One of my pet peeves is what I refer to as "Dramatic Delay". This is where the musician holds a note longer than is specified in the score to somehow build tension, drama, or something in the music. Based on my years of piano, I think it stems from music teachers encouraging their students to "interpret" or "feel" the music. In some musical settings (like when listening to music I don't care for anyway), I really don't mind. But when you start messing with Bach, you're messing with counterpoint (explicit or implied) and so you are making a mess of one voice while trying to emphasize the other. IMHO, Bach (and most pre-romantic era music) should be played with strict timing and no undo emphasis on one voice over another. Bach is great, in part, because every voice is interesting. So, I find it highly ironic that while a musician thinks they are doing Bach a favor by getting all dramatic with one phrase, they have inadvertently maligned the other voice or (typically) voices.

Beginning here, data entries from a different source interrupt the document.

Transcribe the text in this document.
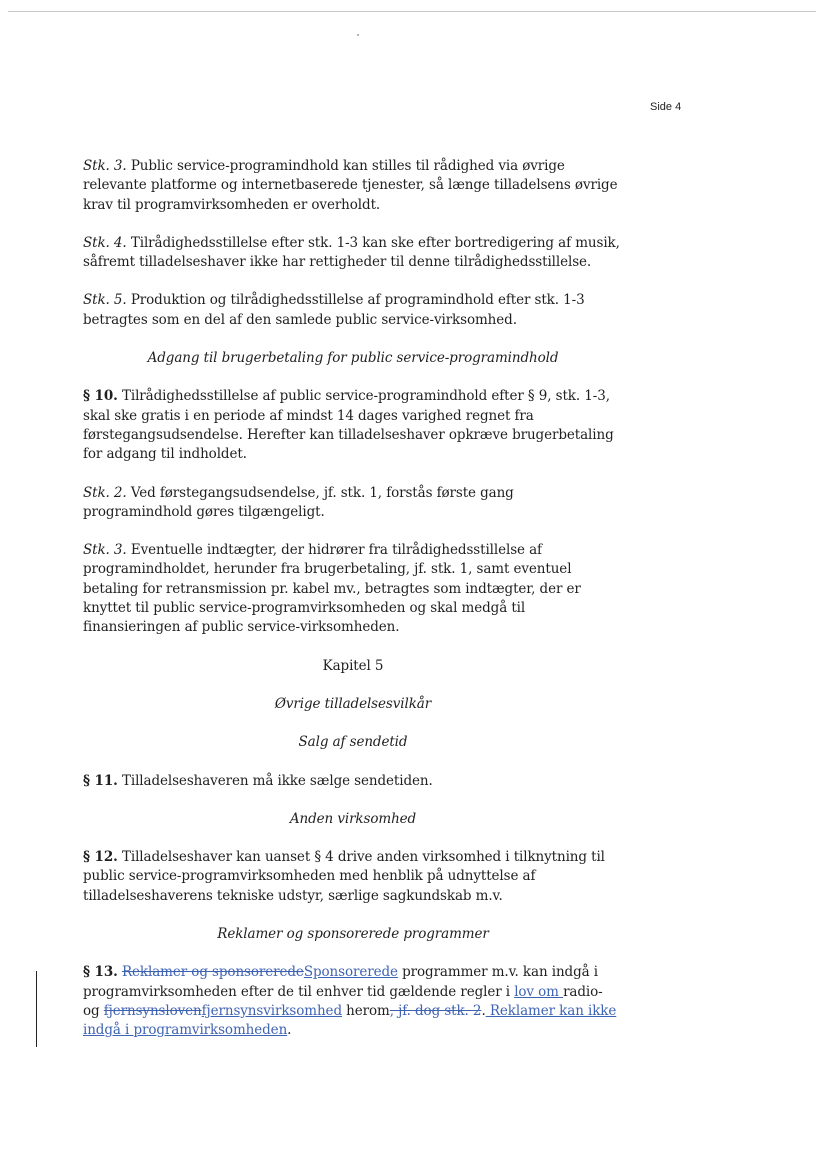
Side 4

Stk. 3. Public service-programindhold kan stilles til rådighed via øvrige relevante platforme og internetbaserede tjenester, så længe tilladelsens øvrige krav til programvirksomheden er overholdt.

Stk. 4. Tilrådighedsstillelse efter stk. 1-3 kan ske efter bortredigering af musik, såfremt tilladelseshaver ikke har rettigheder til denne tilrådighedsstillelse.

Stk. 5. Produktion og tilrådighedsstillelse af programindhold efter stk. 1-3 betragtes som en del af den samlede public service-virksomhed.

Adgang til brugerbetaling for public service-programindhold

§ 10. Tilrådighedsstillelse af public service-programindhold efter § 9, stk. 1-3, skal ske gratis i en periode af mindst 14 dages varighed regnet fra førstegangsudsendelse. Herefter kan tilladelseshaver opkræve brugerbetaling for adgang til indholdet.

Stk. 2. Ved førstegangsudsendelse, jf. stk. 1, forstås første gang programindhold gøres tilgængeligt.

Stk. 3. Eventuelle indtægter, der hidrører fra tilrådighedsstillelse af programindholdet, herunder fra brugerbetaling, jf. stk. 1, samt eventuel betaling for retransmission pr. kabel mv., betragtes som indtægter, der er knyttet til public service-programvirksomheden og skal medgå til finansieringen af public service-virksomheden.

Kapitel 5

Øvrige tilladelsesvilkår

Salg af sendetid

§ 11. Tilladelseshaveren må ikke sælge sendetiden.

Anden virksomhed

§ 12. Tilladelseshaver kan uanset § 4 drive anden virksomhed i tilknytning til public service-programvirksomheden med henblik på udnyttelse af tilladelseshaverens tekniske udstyr, særlige sagkundskab m.v.

Reklamer og sponsorerede programmer

§ 13. Reklamer og sponsoreredeSponsorerede programmer m.v. kan indgå i programvirksomheden efter de til enhver tid gældende regler i lov om radio- og fjernsynslovenfjernsynsvirksomhed herom, jf. dog stk. 2. Reklamer kan ikke indgå i programvirksomheden.
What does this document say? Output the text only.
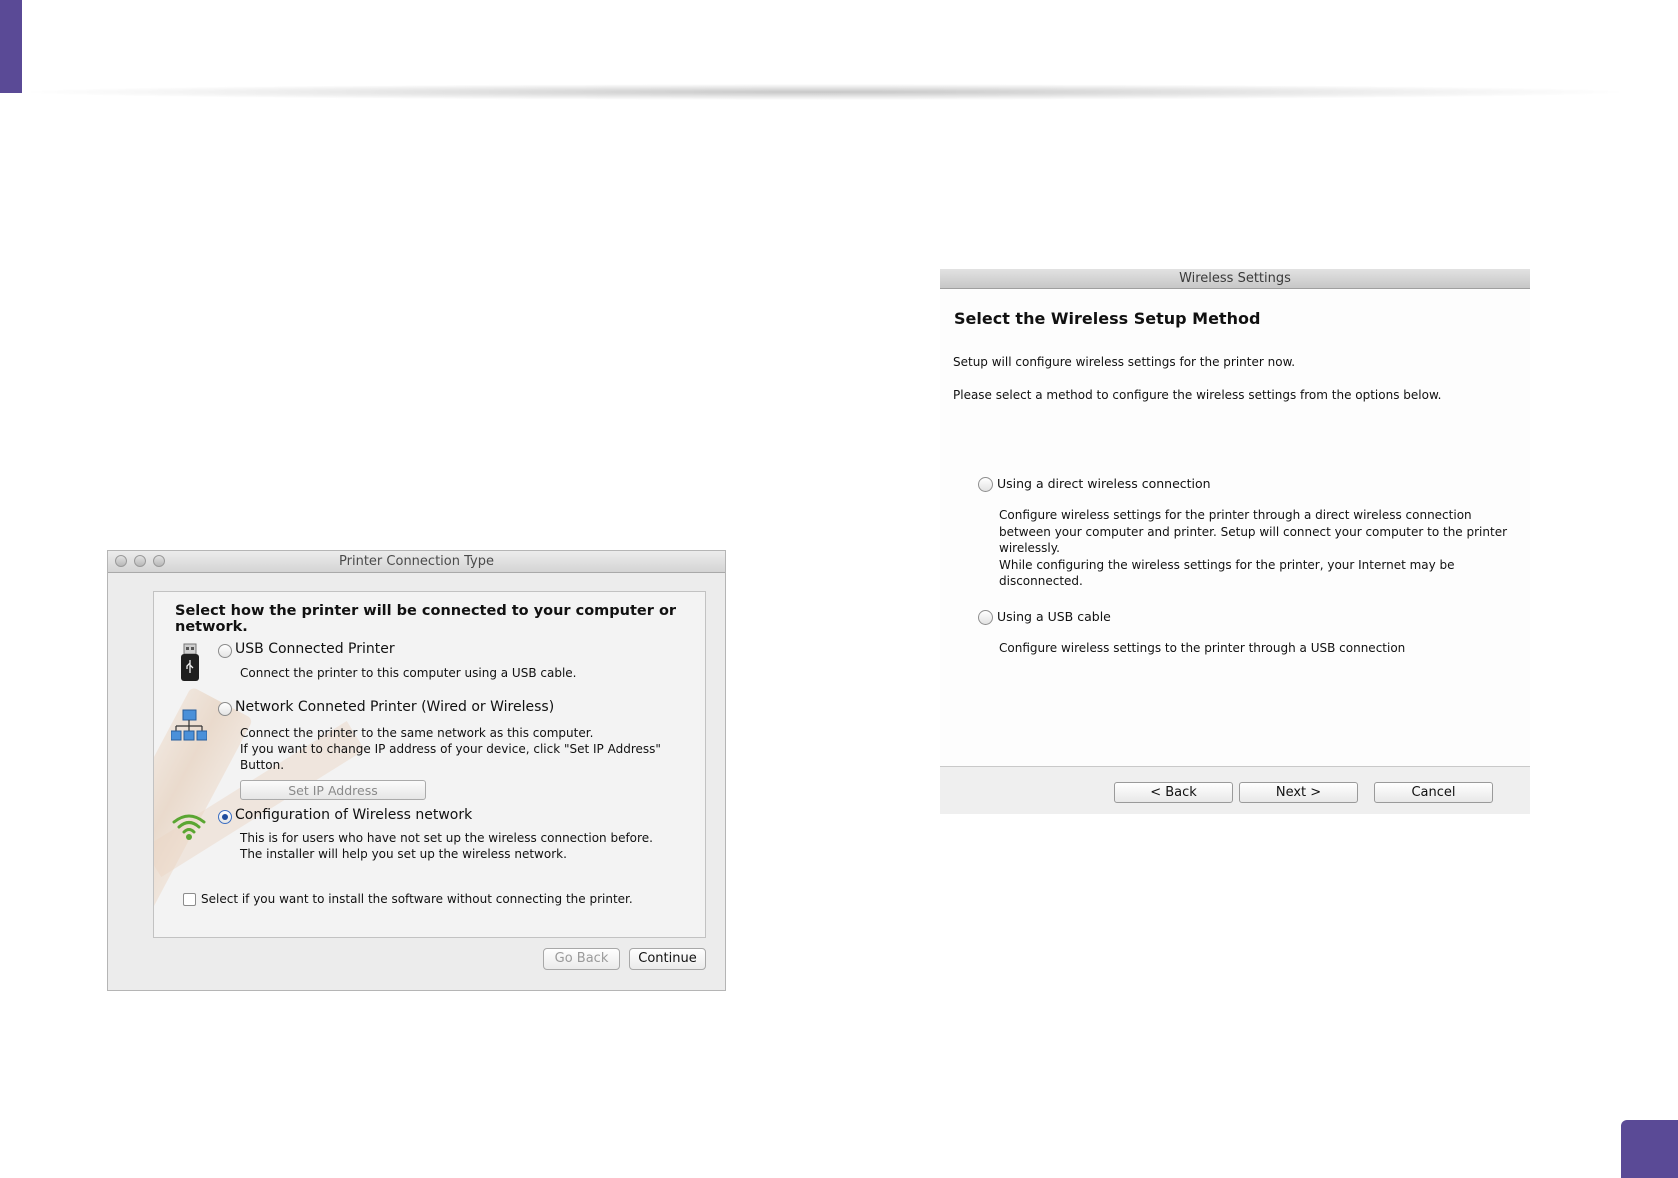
Printer Connection Type
Select how the printer will be connected to your computer or network.
USB Connected Printer
Connect the printer to this computer using a USB cable.
Network Conneted Printer (Wired or Wireless)
Connect the printer to the same network as this computer.
If you want to change IP address of your device, click "Set IP Address"
Button.
Set IP Address
Configuration of Wireless network
This is for users who have not set up the wireless connection before.
The installer will help you set up the wireless network.
Select if you want to install the software without connecting the printer.
Go Back	Continue
Wireless Settings
Select the Wireless Setup Method
Setup will configure wireless settings for the printer now.
Please select a method to configure the wireless settings from the options below.
Using a direct wireless connection
Configure wireless settings for the printer through a direct wireless connection
between your computer and printer. Setup will connect your computer to the printer
wirelessly.
While configuring the wireless settings for the printer, your Internet may be
disconnected.
Using a USB cable
Configure wireless settings to the printer through a USB connection
< Back	Next >	Cancel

Here are some examples. Right now I only have midi recordings to give an example of a recording with strict timing, but I'll get more as I get time. [I'm sure the musicians who provide the dramatic delay examples are fine musicians, despite this perceived flaw]:

Prelude to the 1st Cello Suite
Goldberg Variations (Variation 4)
Not saying Joshua Bell isn't awesome; the photo just fit the message.
The "Dramatic Delay" is right up there with the "Musician's Swoon", where the musician (typically a first chair or soloist) feels compelled to sway, shake, contort as they play--no, feel--no, become--the music. My music teachers encouraged this and no, I never gave in, at least in a detectable way. I'm not saying that some bodily and even facial movements are not appropriate, but I really think Bach would have pulled his saber on his first chair student if they acted the way some musicians do.

For those I've offended, I sincerely apologize.  I realize I'm in the minority on these two points.  I acknowledge that you are likely way more proficient in music than I am.  Also, if you are making money with your instrument (or teaching your instrument), you should probably keep doing whatever you are doing!  Just know that some of us prefer a little more reserve in manner and interpretation.